Things small systems can do to engage the community
Building a communications plan focused on education can help you garner community support for your LSL replacement program and ensure better outcomes.
Here are a few ways you can spread your message to residents:
- Social media posts
- Information on the utility website
- Billing inserts
- Text messages
- PTA/school board meetings
- Partnerships with local plumbing companies/contractors
- 120Water partnership
Check out our webinar Winning Strategies for Managing Through LCR: Creating Compelling Communications Strategies for more ideas and education-first communication tactics.
2. Do NOT wait to take advantage of funding opportunities
Newark would not have been able to pull off what they did in just three years without significant funding. They secured a $120 million bond to accelerate their program and ensure that replacement of residential lead lines was able to move forward without putting financial burden on property and landowners.
While your water system may or may not have access to those kinds of resources, federal funding from the recently passed infrastructure bill is available to fund LSLR programs.

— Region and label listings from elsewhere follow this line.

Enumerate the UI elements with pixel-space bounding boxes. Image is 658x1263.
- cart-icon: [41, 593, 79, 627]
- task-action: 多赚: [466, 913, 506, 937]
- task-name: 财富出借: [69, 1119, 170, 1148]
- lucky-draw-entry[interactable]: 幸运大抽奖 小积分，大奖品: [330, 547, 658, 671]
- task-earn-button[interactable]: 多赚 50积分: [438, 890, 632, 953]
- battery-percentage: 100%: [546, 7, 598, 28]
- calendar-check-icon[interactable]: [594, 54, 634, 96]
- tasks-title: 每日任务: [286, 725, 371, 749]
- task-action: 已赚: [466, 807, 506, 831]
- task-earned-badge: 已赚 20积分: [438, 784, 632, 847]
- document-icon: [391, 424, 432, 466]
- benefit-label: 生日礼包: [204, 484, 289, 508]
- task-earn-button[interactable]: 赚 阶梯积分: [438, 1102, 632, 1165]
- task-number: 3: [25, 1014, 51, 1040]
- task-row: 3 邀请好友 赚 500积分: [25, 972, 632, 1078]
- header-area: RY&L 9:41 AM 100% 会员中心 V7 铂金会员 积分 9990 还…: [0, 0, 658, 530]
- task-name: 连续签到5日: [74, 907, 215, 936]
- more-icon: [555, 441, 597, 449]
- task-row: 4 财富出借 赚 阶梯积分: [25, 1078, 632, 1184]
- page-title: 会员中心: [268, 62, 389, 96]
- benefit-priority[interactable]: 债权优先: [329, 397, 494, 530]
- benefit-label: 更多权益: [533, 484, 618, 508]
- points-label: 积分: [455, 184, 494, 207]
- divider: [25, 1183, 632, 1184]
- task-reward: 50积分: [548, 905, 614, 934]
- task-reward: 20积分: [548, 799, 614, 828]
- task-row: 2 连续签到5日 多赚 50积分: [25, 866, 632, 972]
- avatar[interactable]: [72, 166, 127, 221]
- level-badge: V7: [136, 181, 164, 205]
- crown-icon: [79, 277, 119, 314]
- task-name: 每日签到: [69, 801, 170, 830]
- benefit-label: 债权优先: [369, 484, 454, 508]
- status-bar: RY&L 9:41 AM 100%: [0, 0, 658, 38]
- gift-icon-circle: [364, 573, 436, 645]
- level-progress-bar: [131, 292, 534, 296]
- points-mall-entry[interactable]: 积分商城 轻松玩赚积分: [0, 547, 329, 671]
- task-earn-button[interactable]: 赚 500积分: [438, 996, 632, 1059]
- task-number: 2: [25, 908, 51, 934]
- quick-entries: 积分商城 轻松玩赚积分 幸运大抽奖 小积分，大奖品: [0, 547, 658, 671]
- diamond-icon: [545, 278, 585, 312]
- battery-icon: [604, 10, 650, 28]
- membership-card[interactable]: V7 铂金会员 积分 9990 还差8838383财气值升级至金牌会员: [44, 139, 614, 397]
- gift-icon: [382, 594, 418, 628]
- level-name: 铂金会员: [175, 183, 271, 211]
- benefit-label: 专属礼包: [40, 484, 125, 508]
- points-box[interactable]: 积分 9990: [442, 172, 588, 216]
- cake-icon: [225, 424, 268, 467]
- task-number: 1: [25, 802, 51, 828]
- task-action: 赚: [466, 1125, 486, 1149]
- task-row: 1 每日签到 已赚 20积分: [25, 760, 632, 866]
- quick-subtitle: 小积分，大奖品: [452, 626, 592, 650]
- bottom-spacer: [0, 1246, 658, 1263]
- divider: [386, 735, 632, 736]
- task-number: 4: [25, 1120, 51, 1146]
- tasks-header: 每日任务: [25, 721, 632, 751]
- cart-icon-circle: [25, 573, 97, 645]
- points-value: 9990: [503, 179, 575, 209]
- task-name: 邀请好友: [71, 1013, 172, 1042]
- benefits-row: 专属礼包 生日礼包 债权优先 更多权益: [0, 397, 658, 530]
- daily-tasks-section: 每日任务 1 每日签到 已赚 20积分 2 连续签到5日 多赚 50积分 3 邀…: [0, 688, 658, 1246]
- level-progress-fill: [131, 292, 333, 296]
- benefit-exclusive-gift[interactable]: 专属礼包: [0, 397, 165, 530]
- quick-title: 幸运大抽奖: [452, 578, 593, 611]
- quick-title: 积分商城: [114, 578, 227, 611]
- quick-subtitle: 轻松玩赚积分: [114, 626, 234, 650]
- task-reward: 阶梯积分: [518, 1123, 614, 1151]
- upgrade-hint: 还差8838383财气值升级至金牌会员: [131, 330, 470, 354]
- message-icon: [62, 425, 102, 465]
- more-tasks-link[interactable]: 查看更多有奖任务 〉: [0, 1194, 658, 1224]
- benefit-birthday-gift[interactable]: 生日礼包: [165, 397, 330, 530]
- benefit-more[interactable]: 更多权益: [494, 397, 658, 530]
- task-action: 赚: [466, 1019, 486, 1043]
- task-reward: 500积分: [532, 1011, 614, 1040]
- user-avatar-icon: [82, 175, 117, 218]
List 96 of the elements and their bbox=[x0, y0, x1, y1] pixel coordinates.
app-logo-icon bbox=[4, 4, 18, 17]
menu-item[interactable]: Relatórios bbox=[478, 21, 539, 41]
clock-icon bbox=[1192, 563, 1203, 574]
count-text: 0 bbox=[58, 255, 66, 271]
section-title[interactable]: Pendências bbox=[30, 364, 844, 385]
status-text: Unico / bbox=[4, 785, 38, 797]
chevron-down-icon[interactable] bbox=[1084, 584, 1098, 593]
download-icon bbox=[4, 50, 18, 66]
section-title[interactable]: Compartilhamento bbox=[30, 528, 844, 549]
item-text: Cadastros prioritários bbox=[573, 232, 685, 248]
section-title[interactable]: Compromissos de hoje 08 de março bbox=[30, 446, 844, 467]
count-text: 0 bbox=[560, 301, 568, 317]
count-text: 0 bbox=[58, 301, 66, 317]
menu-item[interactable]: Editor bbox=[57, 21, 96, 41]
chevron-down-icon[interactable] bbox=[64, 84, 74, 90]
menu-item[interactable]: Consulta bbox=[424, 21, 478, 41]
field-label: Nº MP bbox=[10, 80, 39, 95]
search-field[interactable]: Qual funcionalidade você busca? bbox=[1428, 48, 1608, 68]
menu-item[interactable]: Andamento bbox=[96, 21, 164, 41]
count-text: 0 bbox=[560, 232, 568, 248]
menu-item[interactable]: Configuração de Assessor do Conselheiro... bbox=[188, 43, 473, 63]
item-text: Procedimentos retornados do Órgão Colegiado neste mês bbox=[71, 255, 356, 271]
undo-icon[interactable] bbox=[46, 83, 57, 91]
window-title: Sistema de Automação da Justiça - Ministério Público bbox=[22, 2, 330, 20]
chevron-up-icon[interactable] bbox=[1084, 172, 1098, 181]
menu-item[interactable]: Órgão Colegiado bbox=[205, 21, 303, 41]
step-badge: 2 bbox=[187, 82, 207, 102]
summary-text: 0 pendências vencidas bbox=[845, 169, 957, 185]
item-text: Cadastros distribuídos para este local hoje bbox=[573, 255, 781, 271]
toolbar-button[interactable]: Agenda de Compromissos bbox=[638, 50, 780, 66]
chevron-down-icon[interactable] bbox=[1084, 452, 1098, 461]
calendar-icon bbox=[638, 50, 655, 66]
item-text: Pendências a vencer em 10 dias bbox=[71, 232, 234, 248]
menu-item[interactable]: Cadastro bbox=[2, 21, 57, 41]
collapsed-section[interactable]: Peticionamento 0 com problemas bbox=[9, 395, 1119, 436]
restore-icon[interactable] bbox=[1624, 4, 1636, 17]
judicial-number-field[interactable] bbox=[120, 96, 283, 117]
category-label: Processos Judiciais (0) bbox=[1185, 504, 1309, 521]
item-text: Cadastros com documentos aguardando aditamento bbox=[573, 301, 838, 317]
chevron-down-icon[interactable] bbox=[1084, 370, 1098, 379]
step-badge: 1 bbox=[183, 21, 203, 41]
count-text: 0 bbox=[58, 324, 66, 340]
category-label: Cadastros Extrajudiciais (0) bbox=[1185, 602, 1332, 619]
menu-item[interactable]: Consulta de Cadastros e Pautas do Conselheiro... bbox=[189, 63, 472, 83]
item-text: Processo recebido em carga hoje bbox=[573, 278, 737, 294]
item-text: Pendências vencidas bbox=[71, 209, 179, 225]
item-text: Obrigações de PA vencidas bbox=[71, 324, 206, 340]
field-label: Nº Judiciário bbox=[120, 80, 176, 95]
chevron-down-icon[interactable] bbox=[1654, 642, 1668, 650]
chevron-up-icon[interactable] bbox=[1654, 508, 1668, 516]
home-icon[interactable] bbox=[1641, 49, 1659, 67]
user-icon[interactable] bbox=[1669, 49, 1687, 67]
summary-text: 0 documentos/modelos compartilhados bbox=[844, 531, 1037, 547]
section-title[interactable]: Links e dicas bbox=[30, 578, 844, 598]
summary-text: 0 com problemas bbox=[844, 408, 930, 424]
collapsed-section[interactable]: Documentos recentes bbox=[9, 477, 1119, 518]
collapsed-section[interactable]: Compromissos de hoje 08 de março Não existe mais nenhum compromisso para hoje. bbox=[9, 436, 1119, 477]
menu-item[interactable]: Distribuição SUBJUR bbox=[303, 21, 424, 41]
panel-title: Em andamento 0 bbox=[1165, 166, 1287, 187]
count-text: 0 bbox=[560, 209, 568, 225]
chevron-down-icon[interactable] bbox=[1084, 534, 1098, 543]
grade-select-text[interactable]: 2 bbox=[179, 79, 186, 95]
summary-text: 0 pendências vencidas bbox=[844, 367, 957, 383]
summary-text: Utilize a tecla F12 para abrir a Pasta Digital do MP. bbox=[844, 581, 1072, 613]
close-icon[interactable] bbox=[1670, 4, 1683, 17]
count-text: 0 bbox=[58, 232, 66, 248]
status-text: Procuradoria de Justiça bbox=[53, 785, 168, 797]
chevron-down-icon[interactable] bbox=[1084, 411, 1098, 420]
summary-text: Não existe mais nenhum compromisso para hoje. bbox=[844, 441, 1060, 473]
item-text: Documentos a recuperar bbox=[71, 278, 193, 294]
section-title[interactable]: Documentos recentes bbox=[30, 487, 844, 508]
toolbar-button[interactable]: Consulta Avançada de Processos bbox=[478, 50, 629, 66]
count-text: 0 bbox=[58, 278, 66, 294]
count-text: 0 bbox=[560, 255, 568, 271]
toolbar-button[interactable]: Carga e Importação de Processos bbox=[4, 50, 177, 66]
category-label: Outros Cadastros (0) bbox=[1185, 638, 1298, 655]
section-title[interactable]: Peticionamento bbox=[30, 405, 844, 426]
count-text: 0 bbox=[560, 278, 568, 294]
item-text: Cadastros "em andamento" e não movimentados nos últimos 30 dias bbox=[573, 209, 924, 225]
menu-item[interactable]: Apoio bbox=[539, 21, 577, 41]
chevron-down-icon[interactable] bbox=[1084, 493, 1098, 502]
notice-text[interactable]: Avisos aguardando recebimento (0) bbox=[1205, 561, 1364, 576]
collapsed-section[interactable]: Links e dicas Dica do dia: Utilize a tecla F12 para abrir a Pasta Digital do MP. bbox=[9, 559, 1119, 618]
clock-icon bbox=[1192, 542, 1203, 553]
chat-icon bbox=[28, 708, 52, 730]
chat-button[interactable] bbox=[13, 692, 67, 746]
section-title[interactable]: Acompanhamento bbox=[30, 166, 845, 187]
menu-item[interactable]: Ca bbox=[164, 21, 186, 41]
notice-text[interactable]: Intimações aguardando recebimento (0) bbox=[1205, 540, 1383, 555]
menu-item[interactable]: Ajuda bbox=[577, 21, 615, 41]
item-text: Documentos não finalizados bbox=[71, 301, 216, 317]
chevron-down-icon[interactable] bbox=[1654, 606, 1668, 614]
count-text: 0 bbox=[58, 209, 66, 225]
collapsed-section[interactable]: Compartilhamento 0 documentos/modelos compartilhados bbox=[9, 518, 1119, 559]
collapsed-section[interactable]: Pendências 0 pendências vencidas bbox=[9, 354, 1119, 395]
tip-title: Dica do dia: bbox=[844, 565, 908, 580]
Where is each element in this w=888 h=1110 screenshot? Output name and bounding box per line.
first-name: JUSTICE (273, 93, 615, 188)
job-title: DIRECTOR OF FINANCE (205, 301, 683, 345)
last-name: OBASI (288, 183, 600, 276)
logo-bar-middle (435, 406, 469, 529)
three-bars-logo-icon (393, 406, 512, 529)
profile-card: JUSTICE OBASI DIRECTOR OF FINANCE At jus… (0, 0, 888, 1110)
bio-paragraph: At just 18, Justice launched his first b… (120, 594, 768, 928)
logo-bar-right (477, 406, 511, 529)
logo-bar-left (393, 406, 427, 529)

The EPA is allocating $3 billion in 2022 to speed up LSL replacement, on top of the $15 billion earmarked in the bill. There may also be provisions to use funds from the $350 billion State and Local Fiscal Recovery Fund provided in the American Rescue Plan for LSL removal and lead faucet and fixture replacement.
How to get started on securing funding
To use this funding, you must start developing your lead service line inventory now. Waiting until the October 2024 initial deadline could mean losing out on the resources you need to comply with the Lead and Copper Rule revisions and protect public safety.
The EPA provides a number of resources to help water systems navigate where and how to access available funds. Review the EPA’s DWSRF website to learn more about its federal-state partnership or find your state’s DWSRF assistance website for information for your state.
Our 120Water funding experts are also available to help you understand available funding and get your plan in place.
3. Your utility and local government must work as a team
For Newark, the cooperation of their state, county, and local governments paved the way for success. Prior to launching their LSLR project, two key pieces of legislation were passed that made their efforts possible:
- The state of New Jersey passed legislation to allow Newark to use public funds on private property for their LSLR project. This allowed them to offer LSL replacement to all residents for free.
- A “right of entry” ordinance was passed by the city council to allow LSL replacement without a homeowner’s permission, which expedited their efforts significantly. They went from replacing 5-6 lines a day to as many as 120.
How this impacts small water systems
If you don’t already have a great working relationship with your state and local governments, now is the time to start, because they can be critical partners in removing barriers and enabling your LSLR efforts.
Your rural water association can also be a great resource when meeting with government officials, and many will provide guidance and training as you build your LSLR plan.
Whether you have 30,000 residents or 3,000, by working together with your community, government agencies, and strategic partners toward a shared goal of removing lead from your drinking water, the odds of success are in your favor.